Молчит Вран. Продолжает кровь в ушах стучать — отголосками сладкими, отголосками того, как и Вран по лицу чужому стучал. Очень даже это заслужившему. Поступком своим непростительным на это напросившемуся. И не только на это…
Дёргает вдруг его Бая за пояс — будто снять его собираясь. Нет, не «будто»: оттягивают её пальцы пряжку в сторону, смотрит Бая Врану в глаза прямо, решительно, и не угроза это, не уловка: правда сейчас заберёт, что дала когда-то, правда сейчас все пути назад отрежет, если не ответит он ей.
— С тобой, — быстро Вран говорит, опомнившись.
— Отлично.
Отпускает Бая пряжку, хватает Врана за руку, за собой тянет, Солна огибая — и снова как и не существует он для неё, и снова в толк это Вран взять не может.
— Солн…
— Потом.
— Потом уже поздно будет. Бая, — Вран останавливается, упрямо и Баю за руку притормаживая, — Бая, неужто им ты его отдашь? Ещё раз мне за шкурой в деревню бегать придётся? Новую одежду им подарим, из дяди твоего?
Останавливается Бая. Беглым взглядом по Солну скользит, и мелькает что-то в глубине её глаз — но так неуловимо, что не успевает Вран чувство это поймать.
— … хорошо, — говорит Бая. — Да.
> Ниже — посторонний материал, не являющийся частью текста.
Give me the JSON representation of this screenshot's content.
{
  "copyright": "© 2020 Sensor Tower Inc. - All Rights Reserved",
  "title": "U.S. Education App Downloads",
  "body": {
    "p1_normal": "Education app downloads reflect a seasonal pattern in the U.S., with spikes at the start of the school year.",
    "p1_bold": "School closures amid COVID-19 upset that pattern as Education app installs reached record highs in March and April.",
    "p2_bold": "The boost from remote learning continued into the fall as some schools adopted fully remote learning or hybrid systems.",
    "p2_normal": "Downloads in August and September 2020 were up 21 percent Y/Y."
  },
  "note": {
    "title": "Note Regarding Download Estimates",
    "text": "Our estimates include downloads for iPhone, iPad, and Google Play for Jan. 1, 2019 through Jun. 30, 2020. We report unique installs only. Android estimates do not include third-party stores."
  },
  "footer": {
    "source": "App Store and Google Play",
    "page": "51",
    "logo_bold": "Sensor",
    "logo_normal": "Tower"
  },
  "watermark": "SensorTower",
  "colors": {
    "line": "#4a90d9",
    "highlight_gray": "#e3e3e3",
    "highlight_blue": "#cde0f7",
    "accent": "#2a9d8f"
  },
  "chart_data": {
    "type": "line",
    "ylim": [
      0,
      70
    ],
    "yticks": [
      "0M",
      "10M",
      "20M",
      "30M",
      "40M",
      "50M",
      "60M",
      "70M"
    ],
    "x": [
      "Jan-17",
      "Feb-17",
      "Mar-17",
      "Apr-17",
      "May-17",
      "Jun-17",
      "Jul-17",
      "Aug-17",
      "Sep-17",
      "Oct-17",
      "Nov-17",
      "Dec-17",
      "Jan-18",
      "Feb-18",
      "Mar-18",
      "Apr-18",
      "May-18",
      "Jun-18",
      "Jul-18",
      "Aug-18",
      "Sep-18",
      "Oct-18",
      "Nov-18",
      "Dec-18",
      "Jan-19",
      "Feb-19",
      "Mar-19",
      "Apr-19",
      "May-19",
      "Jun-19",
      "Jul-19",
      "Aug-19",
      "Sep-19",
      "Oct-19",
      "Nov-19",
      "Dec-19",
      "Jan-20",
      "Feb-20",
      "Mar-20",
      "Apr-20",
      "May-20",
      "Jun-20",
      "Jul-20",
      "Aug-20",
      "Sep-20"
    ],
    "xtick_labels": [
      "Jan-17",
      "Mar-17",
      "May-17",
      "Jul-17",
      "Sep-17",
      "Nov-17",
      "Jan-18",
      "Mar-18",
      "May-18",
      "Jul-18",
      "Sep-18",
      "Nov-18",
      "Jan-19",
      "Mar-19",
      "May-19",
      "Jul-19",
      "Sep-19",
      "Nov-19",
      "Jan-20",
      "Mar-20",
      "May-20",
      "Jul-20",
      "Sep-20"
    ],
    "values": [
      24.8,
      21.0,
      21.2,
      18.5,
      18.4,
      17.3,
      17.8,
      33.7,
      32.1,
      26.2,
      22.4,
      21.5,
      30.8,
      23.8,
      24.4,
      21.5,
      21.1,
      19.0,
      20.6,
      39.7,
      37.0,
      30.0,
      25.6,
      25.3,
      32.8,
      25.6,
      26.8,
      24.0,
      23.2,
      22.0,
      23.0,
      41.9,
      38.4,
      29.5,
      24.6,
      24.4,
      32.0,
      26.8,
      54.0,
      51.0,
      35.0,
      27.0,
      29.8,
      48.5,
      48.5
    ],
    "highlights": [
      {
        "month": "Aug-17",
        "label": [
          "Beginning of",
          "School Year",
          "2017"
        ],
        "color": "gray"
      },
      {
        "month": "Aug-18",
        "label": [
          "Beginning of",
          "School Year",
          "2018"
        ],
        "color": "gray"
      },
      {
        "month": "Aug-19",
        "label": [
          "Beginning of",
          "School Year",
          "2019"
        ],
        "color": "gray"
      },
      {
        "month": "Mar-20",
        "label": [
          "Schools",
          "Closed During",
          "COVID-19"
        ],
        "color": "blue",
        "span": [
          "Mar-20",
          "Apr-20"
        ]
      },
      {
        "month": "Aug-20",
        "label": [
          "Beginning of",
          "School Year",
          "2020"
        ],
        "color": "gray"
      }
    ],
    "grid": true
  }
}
С этим надо разобраться.
Размыкает пальцы — и к Душане быстрым шагом направляется.
В полуобмороке Душана уже, но тут же при приближении Баи в дерево вжимается. Ни слова Бае не говорит, губы свои в дрожи сводит — так, наверное, на смерть неизбежную глядят, когда она нож к горлу твоему подносит.
И вытаскивает действительно Бая нож.
И закрывает Душана глаза.
И тёмное, мрачное удовлетворение во Вране появляется — а потом Бая одним взмахом оставшиеся верёвки перерезает.
— Забирай жениха своего сейчас же и в деревню уходи, — говорит она Душане, верёвку от груди её откидывая. — А если к волку этому притронешься, женихом твоим убитому — на краю света тебя найду, в лес вечный от меня ускользнуть попытаешься — и там на след твой нападу, и не обрадуешься ты этой встрече. Поняла меня? Отвечай, Душана, поняла ты меня или нет?
Кивает Душана только, глаз не открывая.
— А теперь пойдём, — Бая к Врану обращается. — Нет, хватит смотреть на них, и на Солна не смотри! Дай уйти им, себе дай уйти. Идём.
Возразить Вран вновь хочет — но понимает он, что не станет никакие возражения Бая слушать. Одним движением пояс с живота его снимет, одним движением в лесу растворится — и поминай как звали. И зови, зови, зови — не откликнется.
Поэтому позволяет Вран Бае в ельник себя утянуть, покорно не оглядываясь.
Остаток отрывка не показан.